Russian meddling scraps far-right win in Romania’s presidential election
Romania’s second round of presidential elections has been cancelled by the courts due to allegations that Russia promoted the far-right pro-Russian winner of the first round, Călin Georgescu, on Tik Tok.
Georgescu has protested the decision, saying that “The Romanian state took democracy and trampled on it,” according to The Financial Times.
He added that the court’s decision was “more than a legal controversy… It is, practically, a coup d’état.”
A mysterious figure who has denied the existence of Covid, questioned the moon landing and claims that water is something other than H20, won 2 million votes in the first round of the elections.
Standing without a party behind him, Georgescu’s main boast at the time of his win in November was that he had not spent a penny on his campaign and still managed to beat his liberal rival, Elena Lasconi.
Russia denies it interfered with the election result, but intelligence agencies in the Romanian capital Bucharest declassified documents containing information on a major influence operation using Tik Tok, the BBC reports.
The documents detailed that more than 100 influencers with more than 8mn followers were paid by Russia to promote Georgescu’s videos, according to The Financial Times.
But his first-round victory was not due only to Russian interference; many Romanians who are weary of the mainstream political class, were impressed with his Make Romania Great Again message.
"The Russians are hugely sophisticated.
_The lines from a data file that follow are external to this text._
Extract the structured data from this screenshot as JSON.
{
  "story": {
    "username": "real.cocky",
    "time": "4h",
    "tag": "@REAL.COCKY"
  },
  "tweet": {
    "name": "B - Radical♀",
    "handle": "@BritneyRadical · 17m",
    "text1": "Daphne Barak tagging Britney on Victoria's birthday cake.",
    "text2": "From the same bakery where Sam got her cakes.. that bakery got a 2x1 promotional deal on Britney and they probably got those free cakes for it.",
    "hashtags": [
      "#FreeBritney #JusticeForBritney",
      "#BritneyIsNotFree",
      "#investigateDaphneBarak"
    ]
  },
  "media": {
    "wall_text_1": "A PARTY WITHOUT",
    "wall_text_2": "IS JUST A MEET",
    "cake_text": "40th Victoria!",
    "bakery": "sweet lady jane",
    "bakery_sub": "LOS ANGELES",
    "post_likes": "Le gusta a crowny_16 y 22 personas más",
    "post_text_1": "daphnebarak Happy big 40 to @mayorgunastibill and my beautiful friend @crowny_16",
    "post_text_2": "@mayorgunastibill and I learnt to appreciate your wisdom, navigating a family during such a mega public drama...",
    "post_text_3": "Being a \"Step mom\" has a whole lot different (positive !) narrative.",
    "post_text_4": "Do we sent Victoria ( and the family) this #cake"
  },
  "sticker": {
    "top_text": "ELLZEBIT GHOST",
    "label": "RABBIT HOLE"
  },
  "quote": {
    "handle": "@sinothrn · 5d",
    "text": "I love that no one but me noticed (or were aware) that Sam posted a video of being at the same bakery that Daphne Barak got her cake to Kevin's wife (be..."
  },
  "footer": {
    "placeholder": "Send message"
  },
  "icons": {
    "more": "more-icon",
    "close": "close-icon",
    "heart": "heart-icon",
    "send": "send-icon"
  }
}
But it's hugely mistaken to believe all of this was just because of Russia," a former deputy head of Nato Mircea Geoana told the BBC. "There is a whole cocktail of grievances in our society."
According to Romanian journalist Andrei Popoviciu, writing in The Guardian, the “center-left social democrats and center-right liberals have presided over corruption scandals, nepotism, politically connected fraud and opaque use of public funds.”
“People here are not happy with the current regime,” a retired Romania auditor told the BBC. “They've done absolutely nothing for 35 years. Just a few new pavements, that's it.”
The presidential elections will be held again in their entirety in 2025. "We bought ourselves some time. But there is real fury here. And if we don’t do something, we might have a repeat,” Geoana told the BBC.